In Indonesia, the government spends six times as much on energy subsidies as it
does on agricultural investments, even as rice prices have skyrocketed this year.



Many countries, like India, have raised oil prices considerably in recent months,
only to watch world prices climb even further, pushing up the cost of subsidies
once again. China’s estimated $40 billion in subsidies this year is up from $22
billion last year, mainly for this reason, although consumption has also risen,
with Chinese buying 18 percent more cars in the first half of this year than in
the period a year earlier.


In Countries without Exxon



Political pressures and inflation concerns continue to prevent many countries —
particularly in Asia, where inflation has become an acute problem — from ending
subsidies and letting domestic prices bounce up and down.



“You talk about subsidies, you’re not only talking about the economy, you’re talking
about politics,” said Purnomo Yusgiantoro, Indonesia’s minister of energy and mineral
resources.

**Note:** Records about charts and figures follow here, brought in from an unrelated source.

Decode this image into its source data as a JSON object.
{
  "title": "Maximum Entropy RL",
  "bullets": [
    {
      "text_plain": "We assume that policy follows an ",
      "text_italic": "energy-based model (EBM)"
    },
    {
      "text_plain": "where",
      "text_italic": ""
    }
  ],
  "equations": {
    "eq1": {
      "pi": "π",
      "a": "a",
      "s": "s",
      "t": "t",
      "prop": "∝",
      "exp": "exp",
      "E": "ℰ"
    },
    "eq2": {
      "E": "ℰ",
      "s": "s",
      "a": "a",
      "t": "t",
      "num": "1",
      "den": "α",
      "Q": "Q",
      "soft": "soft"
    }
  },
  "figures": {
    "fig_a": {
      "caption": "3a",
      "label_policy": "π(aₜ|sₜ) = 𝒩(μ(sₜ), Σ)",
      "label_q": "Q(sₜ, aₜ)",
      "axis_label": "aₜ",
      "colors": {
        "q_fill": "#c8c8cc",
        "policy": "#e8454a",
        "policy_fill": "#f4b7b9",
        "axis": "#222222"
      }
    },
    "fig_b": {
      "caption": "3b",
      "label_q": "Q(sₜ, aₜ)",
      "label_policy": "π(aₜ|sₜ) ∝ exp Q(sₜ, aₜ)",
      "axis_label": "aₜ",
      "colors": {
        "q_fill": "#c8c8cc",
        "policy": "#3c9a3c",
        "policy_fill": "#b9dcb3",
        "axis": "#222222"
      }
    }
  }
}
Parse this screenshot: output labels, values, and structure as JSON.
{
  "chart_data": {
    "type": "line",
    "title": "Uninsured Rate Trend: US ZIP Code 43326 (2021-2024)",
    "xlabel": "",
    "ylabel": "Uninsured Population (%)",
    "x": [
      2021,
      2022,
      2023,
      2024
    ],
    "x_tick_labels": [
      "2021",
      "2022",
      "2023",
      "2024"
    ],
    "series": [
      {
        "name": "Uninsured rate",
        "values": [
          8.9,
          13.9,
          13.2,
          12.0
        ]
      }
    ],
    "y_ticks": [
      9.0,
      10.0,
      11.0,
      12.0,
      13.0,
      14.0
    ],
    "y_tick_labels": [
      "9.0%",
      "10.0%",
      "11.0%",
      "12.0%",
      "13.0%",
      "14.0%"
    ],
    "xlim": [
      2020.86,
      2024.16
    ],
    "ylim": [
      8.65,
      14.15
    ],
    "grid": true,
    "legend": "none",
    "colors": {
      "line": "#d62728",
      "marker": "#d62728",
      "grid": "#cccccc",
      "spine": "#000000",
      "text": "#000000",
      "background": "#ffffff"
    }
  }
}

He ruled out further price increases this year beyond one in May that
raised the price of diesel and regular gasoline to $2.30 a gallon.



Indonesia spends more on fuel subsidies, $20 billion this year, than any country
except China. Some economists estimate that fuel use in Indonesia would fall by
as much as a fifth if the government were to eliminate subsidies entirely.



Before adjusting the prices, Malaysia was spending 7.5 percent of its entire economic
output on fuel subsidies, a greater share than any other nation. Indonesia follows
with 4 percent.



Coming elections in Indonesia and India make further subsidy reductions less likely
in both countries. And big oil exporters like Saudi Arabia have so much revenue
right now that they can easily afford to subsidize fast-growing domestic demand.


Diesel Subsidies Raise U.S. Prices



In Asia, subsidies have been particularly prevalent for diesel, although many countries
subsidize gasoline as well. The subsidies have been an important reason diesel prices
have climbed almost twice as quickly as gasoline prices have over the last year
in the United States.



Many governments see diesel as more important because truckers and ship captains
need it to distribute goods; if diesel prices rise, consumer prices often follow.
Diesel is essentially the same fuel as heating oil, so high diesel prices mean high
prices for heating oil. Spiraling prices already have some in the Northeast United
States worried about how families will afford to heat their homes this winter.



To be sure, subsidies are not the only cause of high crude oil prices. Strong global
economic growth, particularly in Asia, is requiring a lot of energy. Political tensions
between the United States and Iran and market psychology have played a role.



China2

India3
The good old days in China and India are gone.
But how long can the world subsidize oil?